You've heard of socially responsible investing (SRI), where investors steer clear of certain industries -- for example, guns, alcohol, tobacco, gambling, military equipment, and prisons -- on principle, objecting to their role in society. But have you thought of investing in these industries on purpose, and adding a sin stock or two to your portfolio? If so, you might want to consider Smith & Wesson Holding Corp (NASDAQ:AOBC), a major gun manufacturer.
It's not such a crazy idea, as long as your values permit it. The USA Mutuals Barrier Investor (MUTF: VICEX) mutual fund, for example, focuses its assets solely on "sin" stocks, and has outperformed the S&P 500 over the past five and 10 years (though it lags it a bit over the past three).
Why might you buy Smith & Wesson Holding Corp?
Guns have been popular in America for generations. You might think that revived interest in gun control following some of the mass shootings in recent years is hurting business for Smith & Wesson and Sturm, Ruger, and Company, the only two U.S.-based gun makers, but you'd be wrong. Indeed, between 2003 and 2013, Smith & Wesson's sales soared more than tenfold. Part of the reason for this is that some folks are stocking up in anticipation of tighter regulations, though some see this slowing down now, and management has ratcheted down expectations for 2015.
Indeed, in its last reported quarter, revenue dropped 23% year over year, while earnings per share plunged 35%. Rifle sales were especially weak. Still, profit margins, both gross and net, have been rising over the past decade, and recently topped 40% and 13%, respectively. Management has said that the company has been taking market share from its rivals, too.
Smith & Wesson's stock valuation is another appealing factor, as its P/E ratio has recently been near 8, and its forward-looking P/E near 11. (The higher future P/E may seem like a concern, as it reflects lower expected earnings in the coming year, but that's partly due to high inventory, which isn't a lasting condition.) Its price-to-sales ratio is 1.0, a bit higher than its five-year average of 0.9, but in the same ballpark.

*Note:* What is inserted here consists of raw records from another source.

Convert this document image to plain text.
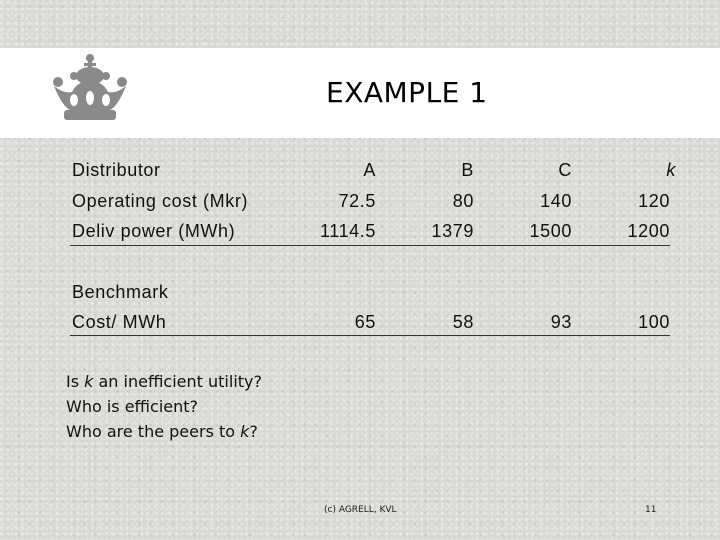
EXAMPLE 1
Distributor
Operating cost (Mkr)
Deliv power (MWh)
Benchmark
Cost/ MWh
A
72.5
1114.5
65
B
80
1379
58
C
140
1500
93
k
120
1200
100
Is k an inefficient utility?
Who is efficient?
Who are the peers to k?
(c) AGRELL, KVL	11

Why might you steer clear of Smith & Wesson Holding Corp?
So why might you avoid Smith & Wesson as an investment, values and views on weaponry and violence aside? Well, there is a greater risk of tightened regulations on the industry these days. Smart guns are another new concern. They restrict who can shoot them, as they're wirelessly connected to a watch. They're expensive, though, and not a perfect solution. And Smith & Wesson isn't necessarily doomed if they take hold, as it can make them, too. (Though, interestingly, the company lost business more than a decade ago, when it tried to work with industry reformers.)
Still, the industry is in a bit of flux these days, as various states enact gun-control legislation and various gun-makers respond, often by moving geographically to friendlier regions. The company anticipates poor performance in 2015, and free cash flow has fallen since 2013.
The stock also offers no dividend, which might be a deal-breaker for some. Dividends are often present when a company is big and generating reliable cash beyond what is needed to fuel or maintain growth. Smith & Wesson is using its cash for other purposes, such as reinvesting in its business and buying back some shares -- a smart move when shares are undervalued.
Finally, steer clear of Smith & Wesson if you can't stomach volatility. In 2014, the stock surged some 30% and then plunged. Overall, it's down about 6% over the past year -- and has averaged annual gains of 21% over the past decade.
For those who can handle volatility, though, and who aren't troubled by a sin stock, Smith & Wesson is worth a closer look. Its low price offers a margin of safety for patient investors. Its future is far from certain, though, in a nation where there is mounting popular support for gun control, so risk-averse investors might want to look elsewhere.